Les alopécies fibrosantes doivent être différenciées d’autres alopécies cicatricielles, qui surviennent au niveau de la zone de l’AAG, principalement chez les migrants et, dans des cas isolés, chez des dames âgées: alopécie de traction (au niveau du front sous forme d’alopécie marginée, au niveau du vertex sous forme d’alopécie du chignon) et alopécie de pression liée au port de foulards trop serrés (fig. 4A–D). Alors que la ­situation est initialement encore réversible, du tissu ­cicatriciel se forme en cas d’atteinte persistante, raison pour laquelle le traitement consiste à dénommer la cause; malheureusement, on constate souvent une résistance aux conseils.
Figure 4: A: Alopécie de traction chez un sikh (cheveux accumulés sous le turban, pas de ligne d’implantation des cheveux car là alopécie de pression due au turban). B: ­Alopécie de traction chez une femme africaine (veuillez noter la petite ligne ­d’implantation restante de cheveux qui ne peuvent pas être saisis [flèche]: alopécie ­marginée). C: Alopécie de traction chez une femme âgée due au chignon (alopécie du chignon). D: Alopécie de pression chez une femme musulmane en raison d’un voile trop séré (veuillez noter la légère lichénification [flèche]).

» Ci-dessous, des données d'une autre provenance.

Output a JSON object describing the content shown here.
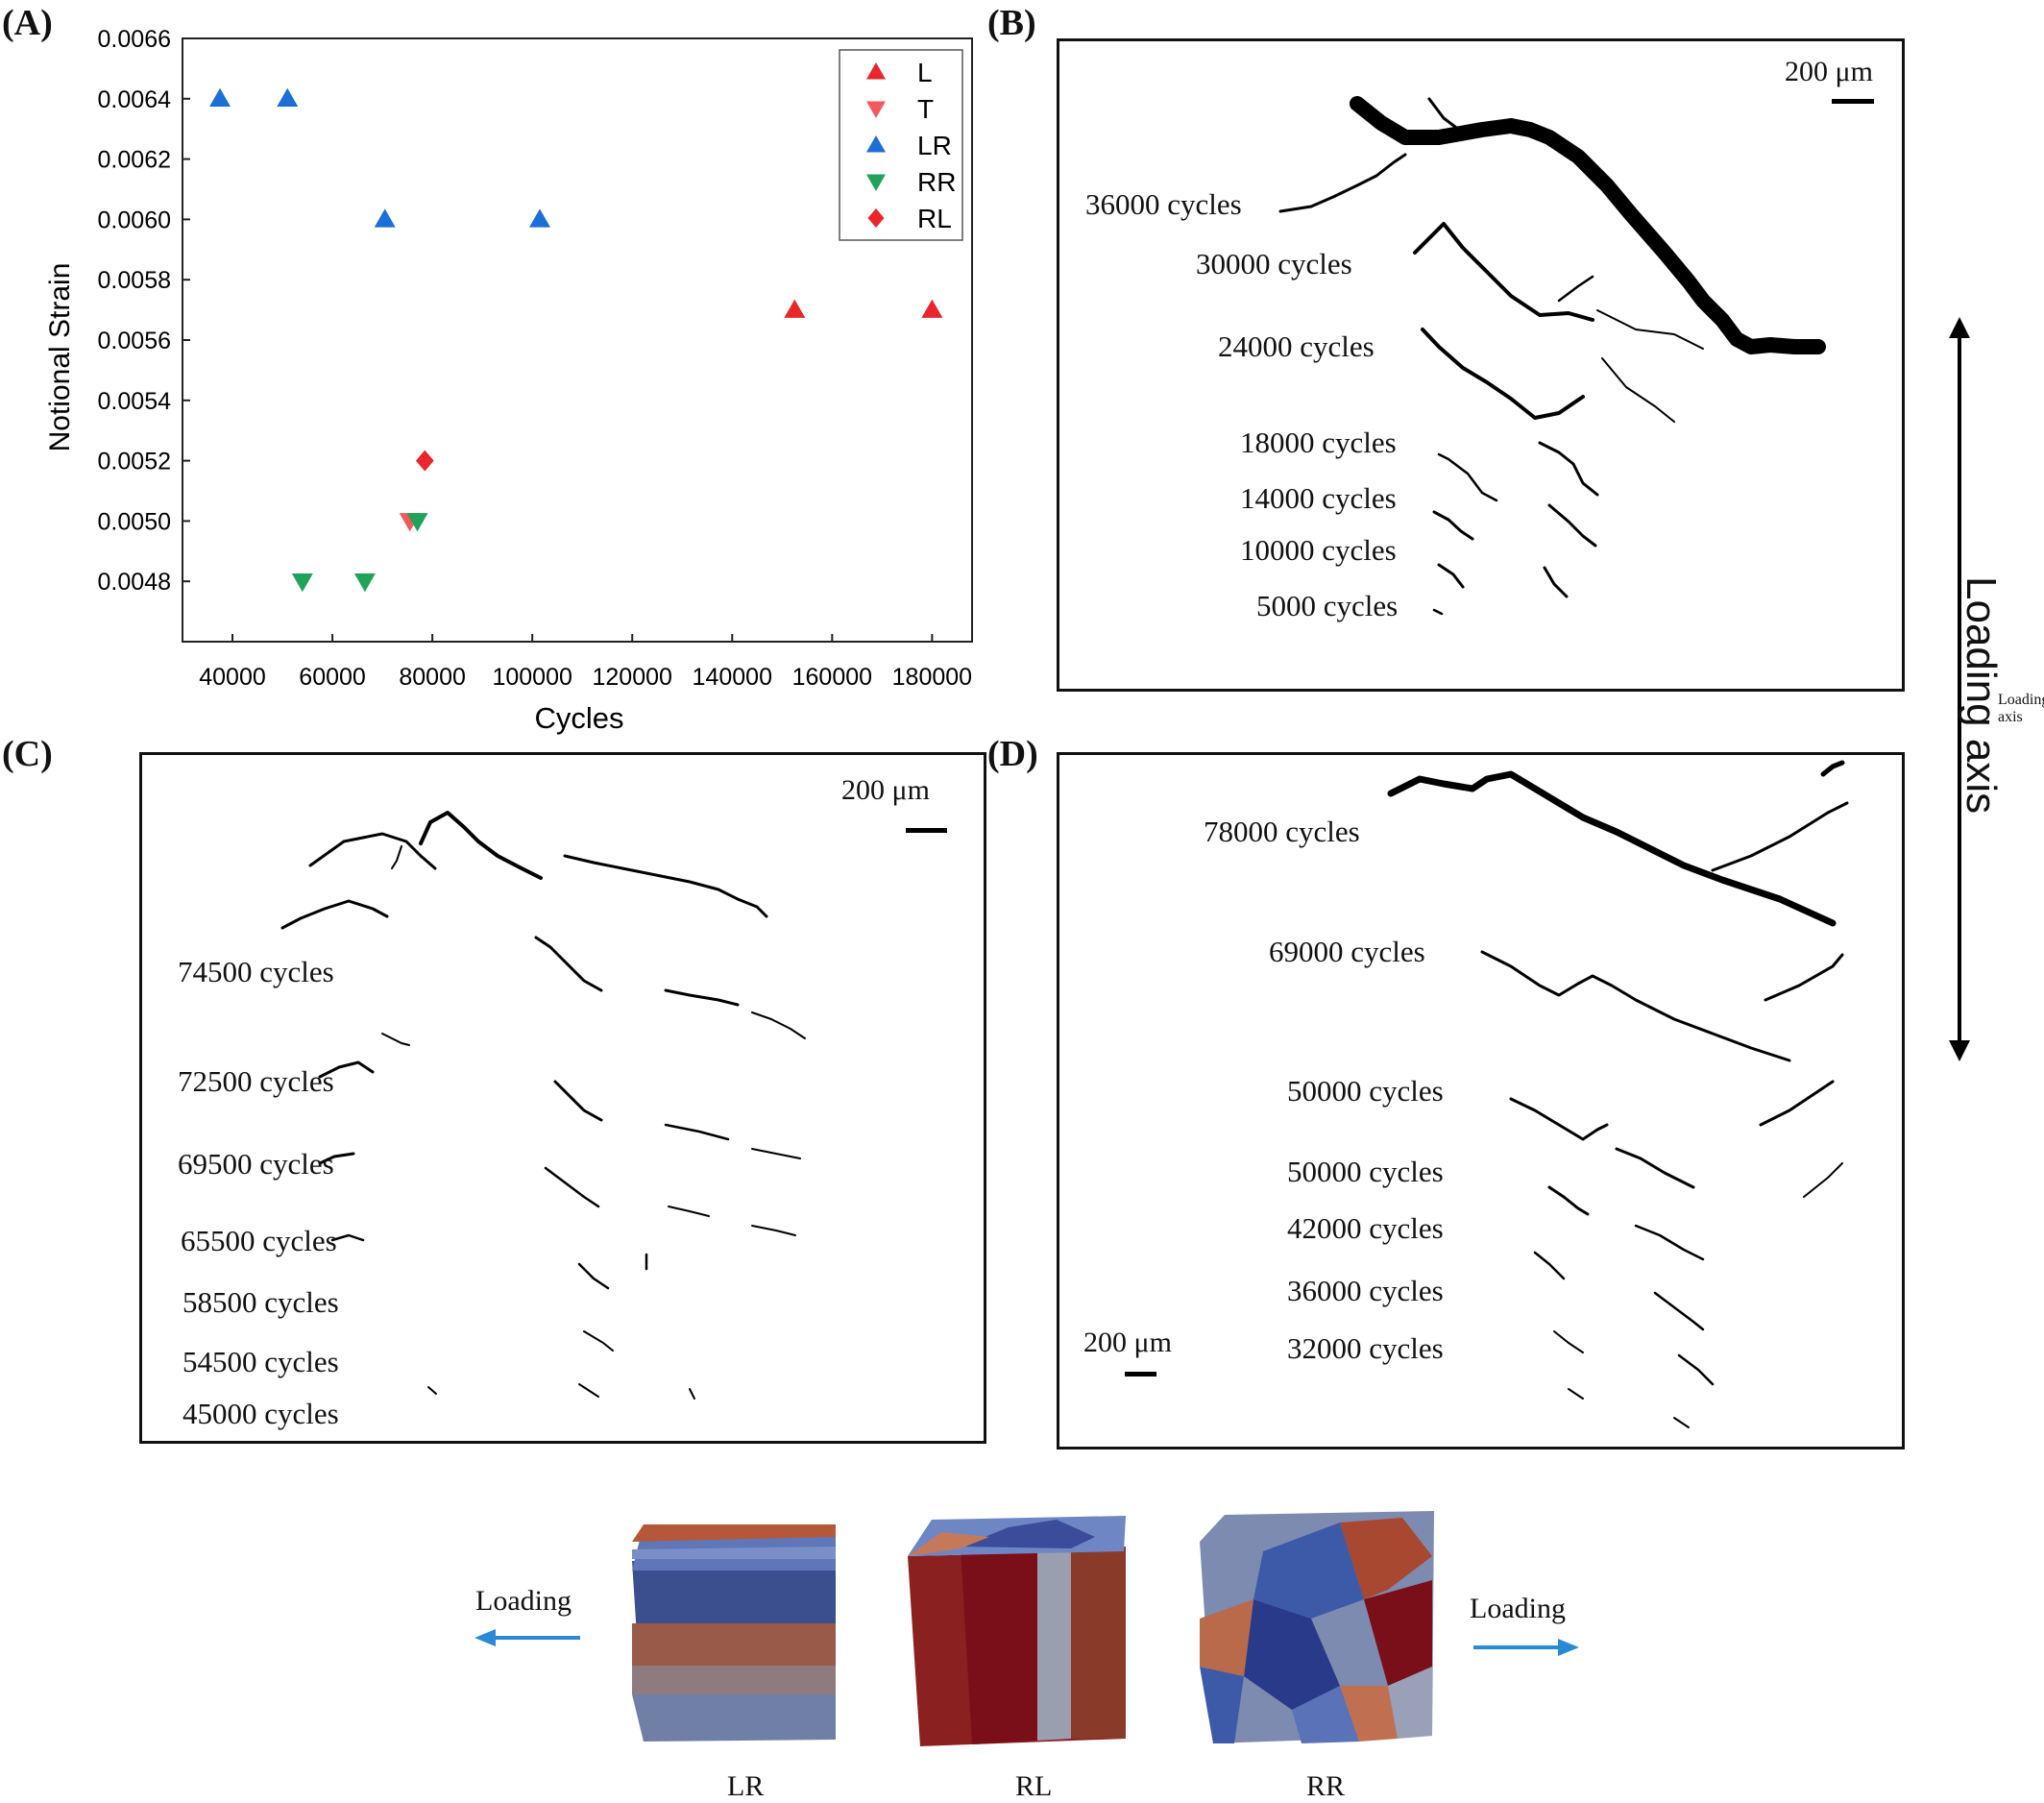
{
  "panels": {
    "a": {
      "letter": "(A)"
    },
    "b": {
      "letter": "(B)",
      "scale_label": "200 μm",
      "labels": [
        "36000 cycles",
        "30000 cycles",
        "24000 cycles",
        "18000 cycles",
        "14000 cycles",
        "10000 cycles",
        "5000 cycles"
      ]
    },
    "c": {
      "letter": "(C)",
      "scale_label": "200 μm",
      "labels": [
        "74500 cycles",
        "72500 cycles",
        "69500 cycles",
        "65500 cycles",
        "58500 cycles",
        "54500 cycles",
        "45000 cycles"
      ]
    },
    "d": {
      "letter": "(D)",
      "scale_label": "200 μm",
      "labels": [
        "78000 cycles",
        "69000 cycles",
        "50000 cycles",
        "50000 cycles",
        "42000 cycles",
        "36000 cycles",
        "32000 cycles"
      ]
    }
  },
  "loading_axis_label": "Loading axis",
  "cubes": {
    "left_loading": "Loading",
    "right_loading": "Loading",
    "labels": [
      "LR",
      "RL",
      "RR"
    ]
  },
  "chart_data": {
    "type": "scatter",
    "xlabel": "Cycles",
    "ylabel": "Notional Strain",
    "xlim": [
      30000,
      188000
    ],
    "ylim": [
      0.0046,
      0.0066
    ],
    "x_ticks": [
      "40000",
      "60000",
      "80000",
      "100000",
      "120000",
      "140000",
      "160000",
      "180000"
    ],
    "x_tick_extra": "6",
    "y_ticks": [
      "0.0048",
      "0.0050",
      "0.0052",
      "0.0054",
      "0.0056",
      "0.0058",
      "0.0060",
      "0.0062",
      "0.0064",
      "0.0066"
    ],
    "legend_position": "top-right",
    "series": [
      {
        "name": "L",
        "marker": "triangle-up",
        "color": "#e8262b",
        "points": [
          [
            152500,
            0.0057
          ],
          [
            180000,
            0.0057
          ]
        ]
      },
      {
        "name": "T",
        "marker": "triangle-down",
        "color": "#f05a5a",
        "points": [
          [
            75500,
            0.005
          ]
        ]
      },
      {
        "name": "LR",
        "marker": "triangle-up",
        "color": "#1c6fd8",
        "points": [
          [
            37500,
            0.0064
          ],
          [
            51000,
            0.0064
          ],
          [
            70500,
            0.006
          ],
          [
            101500,
            0.006
          ]
        ]
      },
      {
        "name": "RR",
        "marker": "triangle-down",
        "color": "#1fa35a",
        "points": [
          [
            54000,
            0.0048
          ],
          [
            66500,
            0.0048
          ],
          [
            77000,
            0.005
          ]
        ]
      },
      {
        "name": "RL",
        "marker": "diamond",
        "color": "#e8262b",
        "points": [
          [
            78500,
            0.0052
          ]
        ]
      }
    ]
  }
}
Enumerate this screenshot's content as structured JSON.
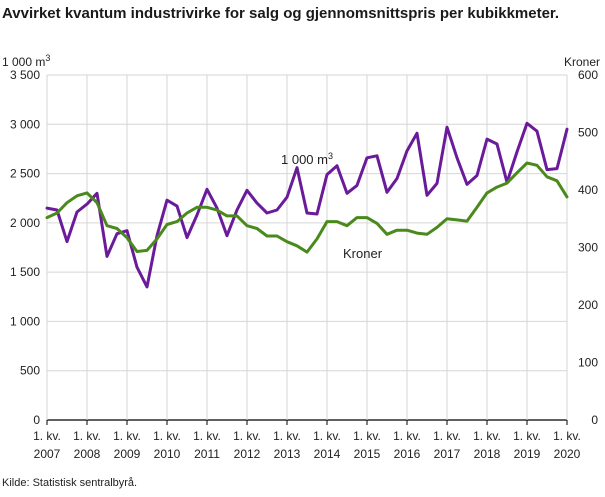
{
  "chart_data": {
    "type": "line",
    "title": "Avvirket kvantum industrivirke for salg og gjennomsnittspris per kubikkmeter.",
    "source": "Kilde: Statistisk sentralbyrå.",
    "left_axis": {
      "unit_label": "1 000 m",
      "unit_superscript": "3",
      "ylim": [
        0,
        3500
      ],
      "ticks": [
        0,
        500,
        1000,
        1500,
        2000,
        2500,
        3000,
        3500
      ],
      "tick_labels": [
        "0",
        "500",
        "1 000",
        "1 500",
        "2 000",
        "2 500",
        "3 000",
        "3 500"
      ]
    },
    "right_axis": {
      "unit_label": "Kroner",
      "ylim": [
        0,
        600
      ],
      "ticks": [
        0,
        100,
        200,
        300,
        400,
        500,
        600
      ],
      "tick_labels": [
        "0",
        "100",
        "200",
        "300",
        "400",
        "500",
        "600"
      ]
    },
    "x_axis": {
      "range": [
        0,
        52
      ],
      "tick_positions": [
        0,
        4,
        8,
        12,
        16,
        20,
        24,
        28,
        32,
        36,
        40,
        44,
        48,
        52
      ],
      "tick_labels": [
        {
          "line1": "1. kv.",
          "line2": "2007"
        },
        {
          "line1": "1. kv.",
          "line2": "2008"
        },
        {
          "line1": "1. kv.",
          "line2": "2009"
        },
        {
          "line1": "1. kv.",
          "line2": "2010"
        },
        {
          "line1": "1. kv.",
          "line2": "2011"
        },
        {
          "line1": "1. kv.",
          "line2": "2012"
        },
        {
          "line1": "1. kv.",
          "line2": "2013"
        },
        {
          "line1": "1. kv.",
          "line2": "2014"
        },
        {
          "line1": "1. kv.",
          "line2": "2015"
        },
        {
          "line1": "1. kv.",
          "line2": "2016"
        },
        {
          "line1": "1. kv.",
          "line2": "2017"
        },
        {
          "line1": "1. kv.",
          "line2": "2018"
        },
        {
          "line1": "1. kv.",
          "line2": "2019"
        },
        {
          "line1": "1. kv.",
          "line2": "2020"
        }
      ]
    },
    "grid": true,
    "series": [
      {
        "name": "1 000 m3",
        "label_text": "1 000 m",
        "label_superscript": "3",
        "axis": "left",
        "color": "#6a1b9a",
        "values": [
          2150,
          2130,
          1810,
          2110,
          2190,
          2300,
          1660,
          1890,
          1920,
          1550,
          1350,
          1870,
          2230,
          2170,
          1850,
          2080,
          2340,
          2150,
          1870,
          2130,
          2330,
          2200,
          2100,
          2130,
          2260,
          2560,
          2100,
          2090,
          2490,
          2580,
          2300,
          2380,
          2660,
          2680,
          2310,
          2450,
          2730,
          2910,
          2280,
          2400,
          2970,
          2660,
          2390,
          2480,
          2850,
          2800,
          2410,
          2720,
          3010,
          2930,
          2540,
          2550,
          2950
        ]
      },
      {
        "name": "Kroner",
        "label_text": "Kroner",
        "axis": "right",
        "color": "#4a8a1c",
        "values": [
          352,
          360,
          378,
          390,
          395,
          378,
          338,
          333,
          317,
          293,
          295,
          315,
          340,
          345,
          360,
          370,
          370,
          365,
          355,
          355,
          338,
          333,
          320,
          320,
          310,
          303,
          292,
          315,
          345,
          345,
          338,
          352,
          352,
          342,
          323,
          330,
          330,
          325,
          323,
          335,
          350,
          348,
          346,
          370,
          395,
          405,
          412,
          430,
          447,
          443,
          423,
          416,
          388
        ]
      }
    ]
  }
}
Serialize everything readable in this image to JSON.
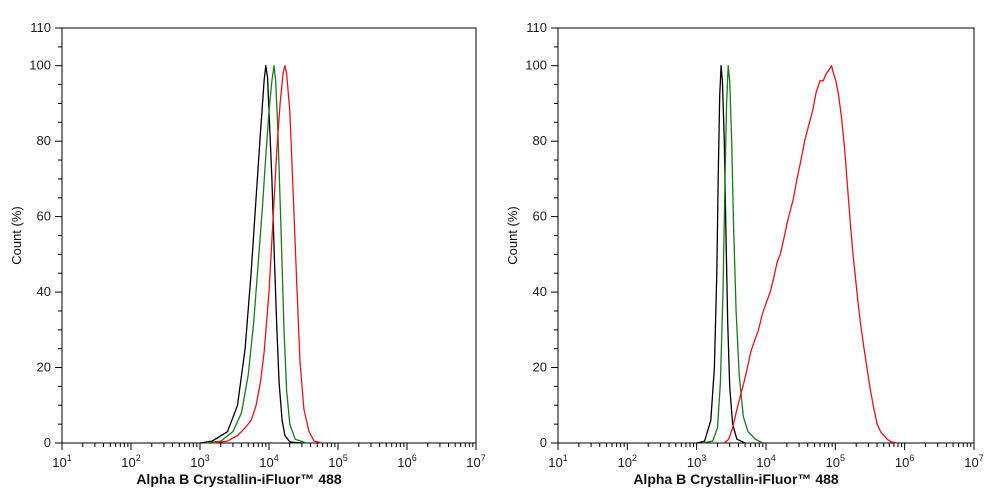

Alopécie triangulaire temporale congénitale et autres simulateurs constitutionnels

L’alopécie triangulaire temporale congénitale n’est quasiment jamais congénitale ou triangulaire, mais elle apparaît au cours de l’enfance sous forme de zone dégarnie circonscrite arrondie recouverte d’un très fin duvet dans la région fronto-temporale. Lorsque cette zone dégarnie est située derrière la ligne capillaire, il y a un risque de confusion avec l’alopecia areata. Toutefois, lorsqu’elle survient de manière bilatérale et en bordure de la ligne capillaire, elle peut se manifester par des tempes très dégarnies. Comme l’alopécie n’est parfois que remarquée au début de l’âge adulte, l’explication courante invoquant une attention tardive à la problématique n’est pas correcte; il s’agit vraisemblablement d’une inactivation/activation erronée d’un gène pertinent pour la croissance des cheveux, par ex. du gène hr (hairless). Le traitement de choix réside dans l’abstinence thérapeutique ou la greffe de cheveux.
La théorie funeste véhiculée selon laquelle la perte de jusqu’à 100 cheveux par jour serait normale s’est également ancrée dans les esprits des profanes. Mais en réalité, la situation est uniquement normale si le bilan entre la chute et la repousse de cheveux n’aboutit pas à une raréfaction capillaire excessive par rapport à l’âge. Certains patients (et médecins) se focalisent totalement sur ce chiffre magique et comptent quotidiennement leurs cheveux, bien que leur turnover, même s’il est parfois objectivement important, n’entraîne pas de amoindrissement capillaire pathologique (effluvium télogène chronique); ils ne se plaignent certes pas d’alopécie, mais la redoutent; une photographie standardisée peut permettre de les rassurer. La situation est plus délicate avec les patients ayant de beaux cheveux, qui se plaignent d’une chute de cheveux pathologique même en cas de turnover ordinaire (pseudo­effluvium psychogène); il s’agit là d’un trouble de la personnalité avec dysmorphophobie qui peut aller jusqu’au suicide. Ces patients sont toutefois très rares, et le diagnostic doit être posé de manière autocritique et uniquement sous forme de diagnostic d’exclusion. En cas d’hypotrichose constitutionnelle, l’AAG physiologique ne tarde pas à prendre des proportions pathologiques. En cas de dystrophie myotonique de type 1 (Curschmann-Steinert) et de syndrome tricho-rhino-phalangien, un dégarnissement capillaire semblable à l’AAG se manifeste souvent précocement; dans ces cas, des troubles de la différenciation des cheveux sont également évoqués en plus de troubles du métabolisme périphérique des androgènes.

Conclusions

L’AAG peut être traitée avec succès. La croyance selon laquelle il n’existe pas de diagnostics différentiels de l’AAG est erronée. C’est précisément la non prise en compte des simulateurs qui conduit aux échecs thérapeutiques, qui sont frustrants à la fois pour le patient et le médecin. En remplaçant la conversation non structurée par une évaluation approfondie avec anamnèse dirigée, en prescrivant quelques analyses de laboratoire et en traitant de manière durable les simulateurs éventuels, la «consultation punitive» peut à nouveau devenir une consultation de trichologie fructueuse.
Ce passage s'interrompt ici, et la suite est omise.